Detectives Mike Lowrey (Smith) and Marcus Burnett (Lawrence) are back for a fourth big-screen outing. This time, they’re investigating their own, when their late captain is accused of having been working with drug cartels. The two men set out to clear their captain’s name and find out who in the Miami PD could be responsible for framing him, only to be set up themselves and forced to go on the run. 

‘Inside Out 2’ 

Director: Kelsey Mann 

Starring: Amy Poehler, Phyllis Smith, Lewis Black 

Release date: June 14 

The sequel to Pixar’s much-loved “Inside Out” — about a young girl called Riley and the five personified emotions that determine her thoughts and actions — finds Riley entering her teenage years, and ushering in some new emotions (Anxiety, Ennui, Embarrassment and Envy) who throw off the delicate equilibrium achieved by the veterans Joy, Sadness, Anger, Fear and Disgust. 

‘The Bikeriders’ 

Director: Jeff Nichols 

Starring: Jodie Comer, Austin Butler, Tom Hardy 

Release date: June 21 

Nichols’ tale of the exploits of the fictional Chicago-based biker gang the Outlaws MC over the course of the 1960s is inspired by the photo-book of the same name by Danny Lyon. What, at first, is intended as a place of refuge and sanctuary for local outsiders where they can feel free to be themselves evolves — or devolves — into a violent crime organization.  

‘Despicable Me 4’ 

Director: Chris Renaud 

Voice cast: Steve Carell, Kristen Wiig, Pierre Coffin 

Release date: July 3 

Gru — once a supervillain, now an agent for good — is living happily with his wife (and fellow agent) Lucy, their three adopted daughters, and their newborn baby boy.
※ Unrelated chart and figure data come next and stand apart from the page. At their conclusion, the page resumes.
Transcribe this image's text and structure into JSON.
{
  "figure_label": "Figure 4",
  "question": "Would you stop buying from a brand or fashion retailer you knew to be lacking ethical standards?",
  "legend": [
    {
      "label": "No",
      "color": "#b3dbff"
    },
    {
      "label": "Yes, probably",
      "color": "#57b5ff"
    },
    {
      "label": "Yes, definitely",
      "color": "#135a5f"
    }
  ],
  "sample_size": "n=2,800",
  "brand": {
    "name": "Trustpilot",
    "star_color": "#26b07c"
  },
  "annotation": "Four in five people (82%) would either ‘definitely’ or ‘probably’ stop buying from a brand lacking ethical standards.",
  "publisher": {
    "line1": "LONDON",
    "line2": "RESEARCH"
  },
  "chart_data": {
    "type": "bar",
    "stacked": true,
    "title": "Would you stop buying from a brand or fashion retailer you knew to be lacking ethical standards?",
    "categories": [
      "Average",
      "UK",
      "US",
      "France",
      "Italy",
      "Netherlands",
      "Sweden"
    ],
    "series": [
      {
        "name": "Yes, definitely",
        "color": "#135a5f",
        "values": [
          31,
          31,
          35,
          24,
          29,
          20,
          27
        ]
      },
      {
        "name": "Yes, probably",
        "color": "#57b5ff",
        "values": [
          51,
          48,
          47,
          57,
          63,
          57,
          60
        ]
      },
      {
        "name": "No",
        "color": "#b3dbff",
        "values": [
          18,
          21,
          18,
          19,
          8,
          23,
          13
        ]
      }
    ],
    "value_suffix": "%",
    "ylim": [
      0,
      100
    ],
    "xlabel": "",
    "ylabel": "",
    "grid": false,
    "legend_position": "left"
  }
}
But when Maxime Le Mal, the dangerous criminal that Gru helped put away, escapes from prison, Gru and his family (and, of course, his Minions) must go on the run. 

‘Fly Me to the Moon’ 

Director: Greg Berlanti 

Starring: Scarlett Johansson, Channing Tatum, Anna Garcia 

Release date: July 12 

Set in the Space Race of the 1960s, Berlanti’s romantic comedy-drama finds NASA director Cole Davis preparing for the launch of Apollo 11. An already stressful situation is made worse when he falls for marketing specialist Kelly Jones, whom the government has appointed to stage a fake moon landing in case anything goes wrong with the real deal.   

‘Borderlands’ 

Director: Eli Roth 

Starring: Cate Blanchett, Kevin Hart, Jack Black 

Release date: August 9 

With video-game adaptations no longer the dross they used to be, thanks to the success of TV shows like “The Last of Us” and “Fallout,” hopes are high for this star-studded take on Gearbox Software’s all-action looter-shooter. Blanchett plays Lillith — a much-feared outlaw who returns to her home planet of Pandora on a mission to find the missing daughter of the universe’s most powerful man, Atlas. To achieve her goal, she teams up with a band of misfits to tackle monsters and bandits and find the girl.